Erkek egemenliği ve onun kadın cinsi üzerine dönük erkek şiddeti saldırısı kadın kitlelerinde hızlı bir saflaşma açığa çıkarıyor. Öyle ki bu gelişen isyanı anlık bir öfke dalgası olarak değil, hedefi net, talepleri somut bir yürüyüş olarak görmeliyiz. Kadınlar bu yürüyüş ile erkek egemenliğinin her daim baki kalacağına, bu ezilmeye mecbur olduğuna dair ezberi bozuyor. Erkek egemenlikli sistem, "sıradan", "olağan" ve "sürekli böyle olacak" algısının tehlikede olduğunu biliyor. Kadın isyanını doğuran ve de büyüten erkek şiddetini bu nedenle her gün daha büyük bir sopa olarak gösteriyor. İsyan içerisinde kadınların bu karşılıklı savaş haline ve yer aldıkları saflara dair bilincinin açık olduğu görülmelidir. Her eylemde öne çıkan sloganın "katil devlet" olması kaynağını buradan alıyor. O yüzden kadınlar kendilerini savunmanın yollarına başvuruyor, öz savunmayı tartışıyor. İşte İkbal ve Ayşenur için bu denli kitlesel ve yaygın eylemlerin güç aldığı yer kadınlardaki bu bilinç.

Kadın kitlelerinin birikmiş öfkesini buluşturacağımız, kitleleri harekete geçirebileceğimiz ilk durağımız 25 Kasım Kadına Yönelik Şiddetle Uluslararası Mücadele Günü. Erkek şiddetinin panzehiri kadınların örgütlü mücadelesi ve özsavunmasıdır. Tam da bu aşamada bize düşen görev ve sorumluluklara kulak vermeliyiz. Örgütlü ve sistematik erkek şiddetini geriletmenin yollarını aramalı, erkek şiddetine mevzi kaybettirecek politikalar üretmeliyiz. Bu geriletmede var olan eylemlere süreklilik kazandırılması önemli yer tutuyor. Erkek şiddetinin kadını sistematik olarak katleden politikasına karşı süreklilikle karşılık vermek, somut hedefler etrafında öfkeyi büyütmek hem kadın özgürlük mücadelesinin hem de demokratik gençlik hareketinin sorumluluğudur. Erkek egemenliğinin ördüğü duvarda açılan gediği, saflaştırmayı derinleştirdiğimiz ve rejime karşı bir mevzi olarak kazandığımız koşulda büyütebiliriz. Dolayısıyla kadın katliamlarına, erkek şiddetine ve kadın cinsine dönük tüm saldırılara karşı kadın kitleleri içerisinde büyüyen öfkeyi ve isyanı süreklileştirecek ve toplumsallaştıracak ajitasyon ve propaganda çalışmalarını örgütlemek; üniversite, lise, KYK yurtlarındaki hareketi ilerletmek, birleşik kadın özgürlük mücadelesi zeminlerini harekete geçirmek, öz savunma pratiklerini geliştirmek önümüzde duruyor.

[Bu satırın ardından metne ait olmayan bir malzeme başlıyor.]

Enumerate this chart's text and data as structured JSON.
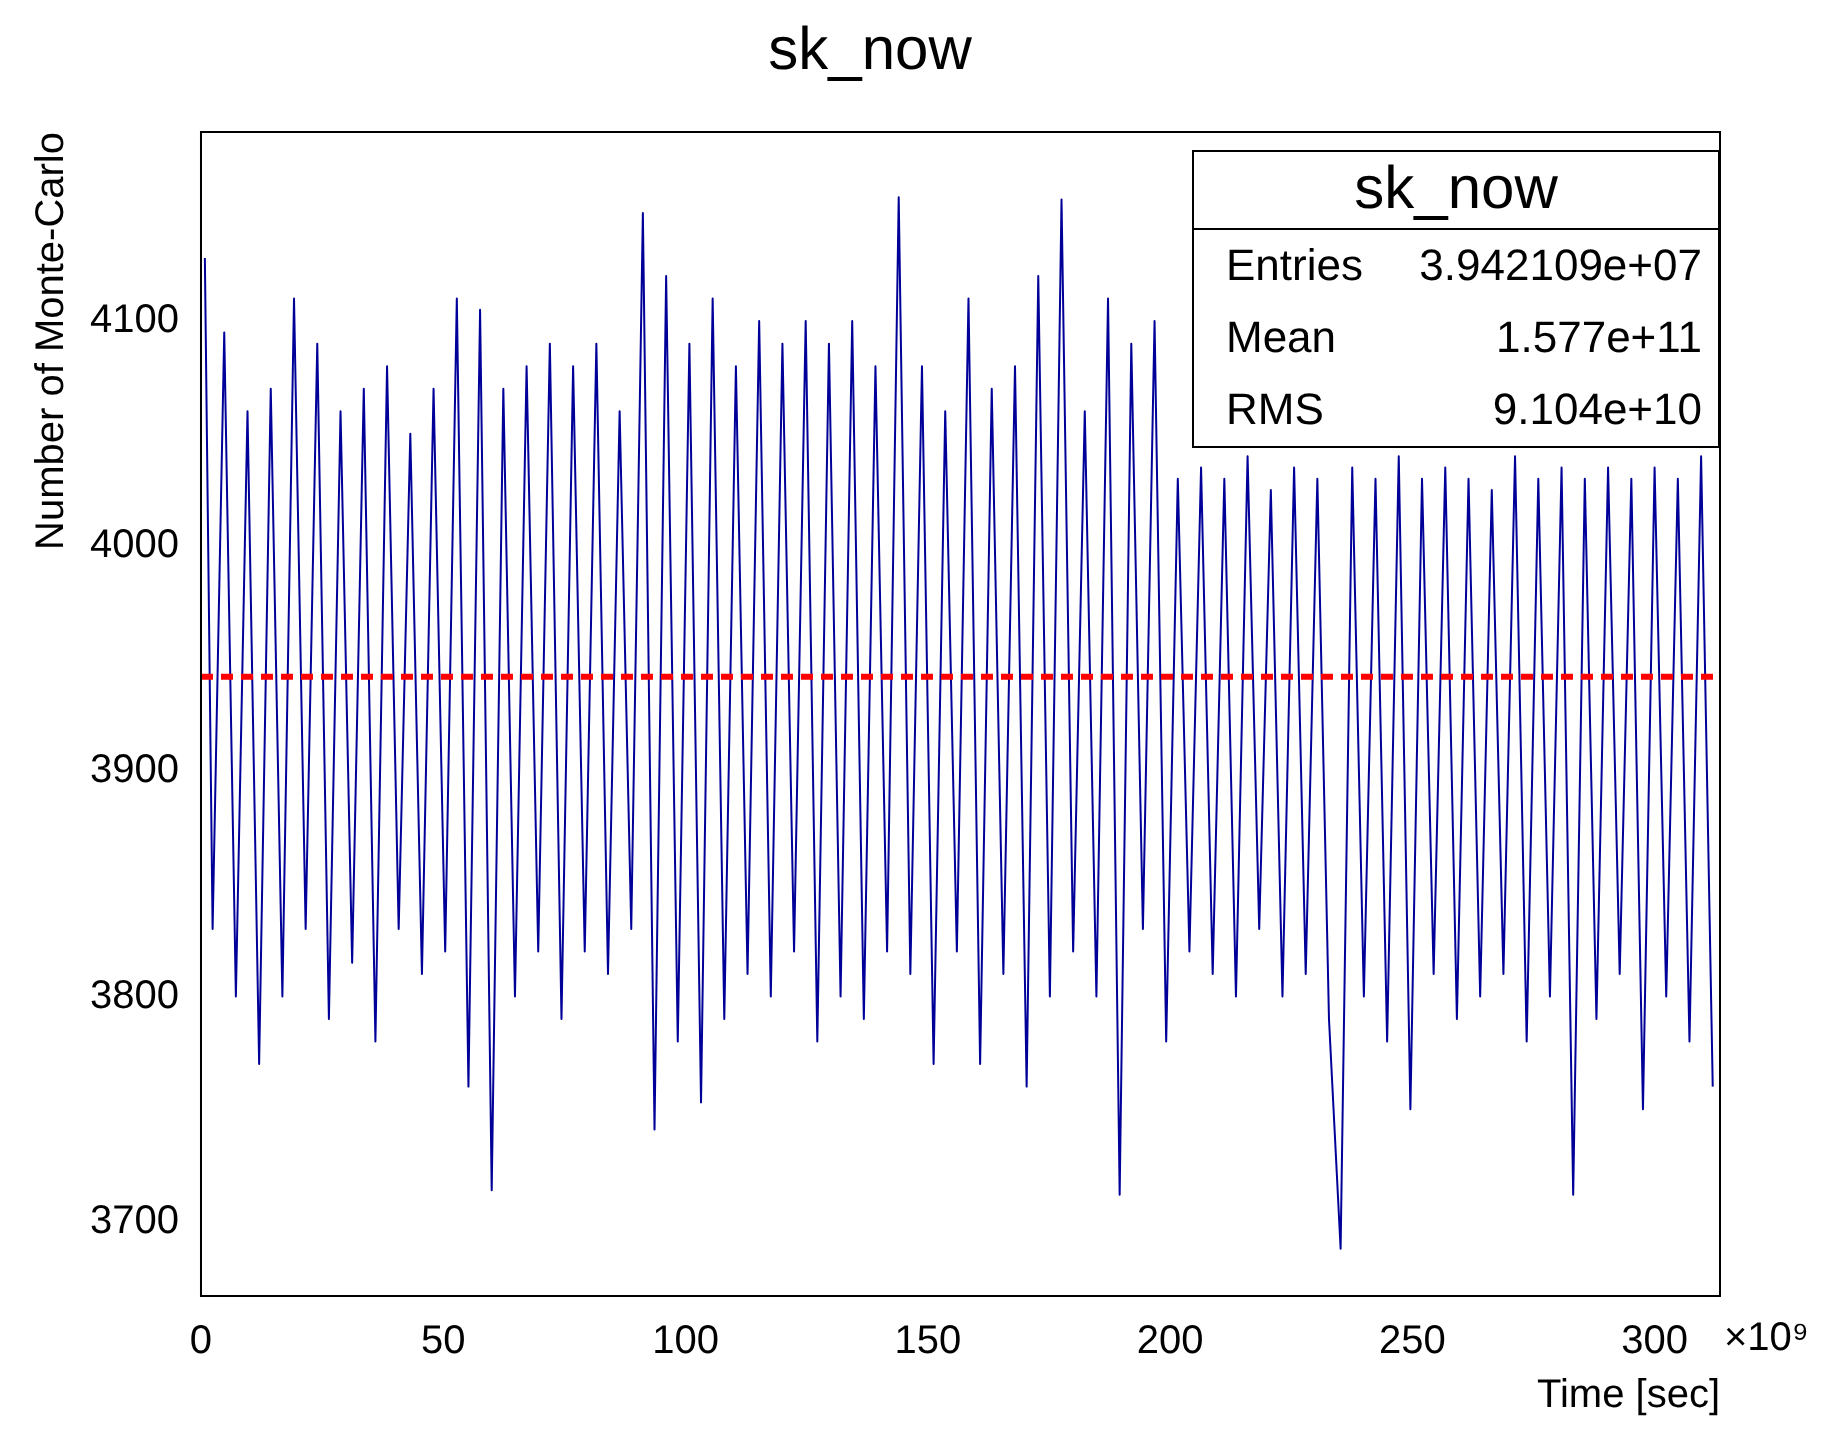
{
  "chart_data": {
    "type": "line",
    "title": "sk_now",
    "xlabel": "Time [sec]",
    "ylabel": "Number of Monte-Carlo",
    "annotations": [
      "×10⁹",
      "sk_now",
      "Entries",
      "3.942109e+07",
      "Mean",
      "1.577e+11",
      "RMS",
      "9.104e+10"
    ],
    "x": [
      0.8,
      2.4,
      4.8,
      7.2,
      9.6,
      12,
      14.4,
      16.8,
      19.2,
      21.6,
      24,
      26.4,
      28.8,
      31.2,
      33.6,
      36,
      38.4,
      40.8,
      43.2,
      45.6,
      48,
      50.4,
      52.8,
      55.2,
      57.6,
      60,
      62.4,
      64.8,
      67.2,
      69.6,
      72,
      74.4,
      76.8,
      79.2,
      81.6,
      84,
      86.4,
      88.8,
      91.2,
      93.6,
      96,
      98.4,
      100.8,
      103.2,
      105.6,
      108,
      110.4,
      112.8,
      115.2,
      117.6,
      120,
      122.4,
      124.8,
      127.2,
      129.6,
      132,
      134.4,
      136.8,
      139.2,
      141.6,
      144,
      146.4,
      148.8,
      151.2,
      153.6,
      156,
      158.4,
      160.8,
      163.2,
      165.6,
      168,
      170.4,
      172.8,
      175.2,
      177.6,
      180,
      182.4,
      184.8,
      187.2,
      189.6,
      192,
      194.4,
      196.8,
      199.2,
      201.6,
      204,
      206.4,
      208.8,
      211.2,
      213.6,
      216,
      218.4,
      220.8,
      223.2,
      225.6,
      228,
      230.4,
      232.8,
      235.2,
      237.6,
      240,
      242.4,
      244.8,
      247.2,
      249.6,
      252,
      254.4,
      256.8,
      259.2,
      261.6,
      264,
      266.4,
      268.8,
      271.2,
      273.6,
      276,
      278.4,
      280.8,
      283.2,
      285.6,
      288,
      290.4,
      292.8,
      295.2,
      297.6,
      300,
      302.4,
      304.8,
      307.2,
      309.6,
      312
    ],
    "series": [
      {
        "color": "#000099",
        "values": [
          4128,
          3830,
          4095,
          3800,
          4060,
          3770,
          4070,
          3800,
          4110,
          3830,
          4090,
          3790,
          4060,
          3815,
          4070,
          3780,
          4080,
          3830,
          4050,
          3810,
          4070,
          3820,
          4110,
          3760,
          4105,
          3714,
          4070,
          3800,
          4080,
          3820,
          4090,
          3790,
          4080,
          3820,
          4090,
          3810,
          4060,
          3830,
          4148,
          3741,
          4120,
          3780,
          4090,
          3753,
          4110,
          3790,
          4080,
          3810,
          4100,
          3800,
          4090,
          3820,
          4100,
          3780,
          4090,
          3800,
          4100,
          3790,
          4080,
          3820,
          4155,
          3810,
          4080,
          3770,
          4060,
          3820,
          4110,
          3770,
          4070,
          3810,
          4080,
          3760,
          4120,
          3800,
          4154,
          3820,
          4060,
          3800,
          4110,
          3712,
          4090,
          3830,
          4100,
          3780,
          4030,
          3820,
          4035,
          3810,
          4030,
          3800,
          4040,
          3830,
          4025,
          3800,
          4035,
          3810,
          4030,
          3790,
          3688,
          4035,
          3800,
          4030,
          3780,
          4040,
          3750,
          4030,
          3810,
          4035,
          3790,
          4030,
          3800,
          4025,
          3810,
          4040,
          3780,
          4030,
          3800,
          4035,
          3712,
          4030,
          3790,
          4035,
          3810,
          4030,
          3750,
          4035,
          3800,
          4030,
          3780,
          4040,
          3760
        ]
      }
    ],
    "xlim": [
      0,
      313.5
    ],
    "xticks": [
      0,
      50,
      100,
      150,
      200,
      250,
      300
    ],
    "ylim": [
      3667,
      4184
    ],
    "yticks": [
      3700,
      3800,
      3900,
      4000,
      4100
    ],
    "ref_lines": [
      {
        "axis": "y",
        "value": 3942,
        "color": "#ff0000",
        "line_style": "dashed"
      }
    ],
    "grid": false,
    "legend": false,
    "marker": "none",
    "line_style": "solid"
  }
}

Gelişen genç kadın isyanının toplumsallaştırılması, üniversiteli gençlik ve lise mücadelesinde bir mevzi olarak kazanılması ise yalnızca hareketin kadın bölüklerine bırakılabilecek bir görev değildir. Erkek şiddetine karşı mücadele pratiklerinin geliştirilmesi aynı zamanda genç erkeklerin de görevidir. Erkek şiddetine karşı mücadeleye tutuşarak erkekler, toplumsal erkekliğin çürütücülüğü ile yüzleşmeli, erkek şiddetinin pratiklerinden sıyrılmalıdır. Yalnızca kendisi yüzleşmekle kalmayarak diğer genç erkek kitlelerinin de erkek şiddetine karşı mücadeleyle buluşturulmasına öncülük etmelidir.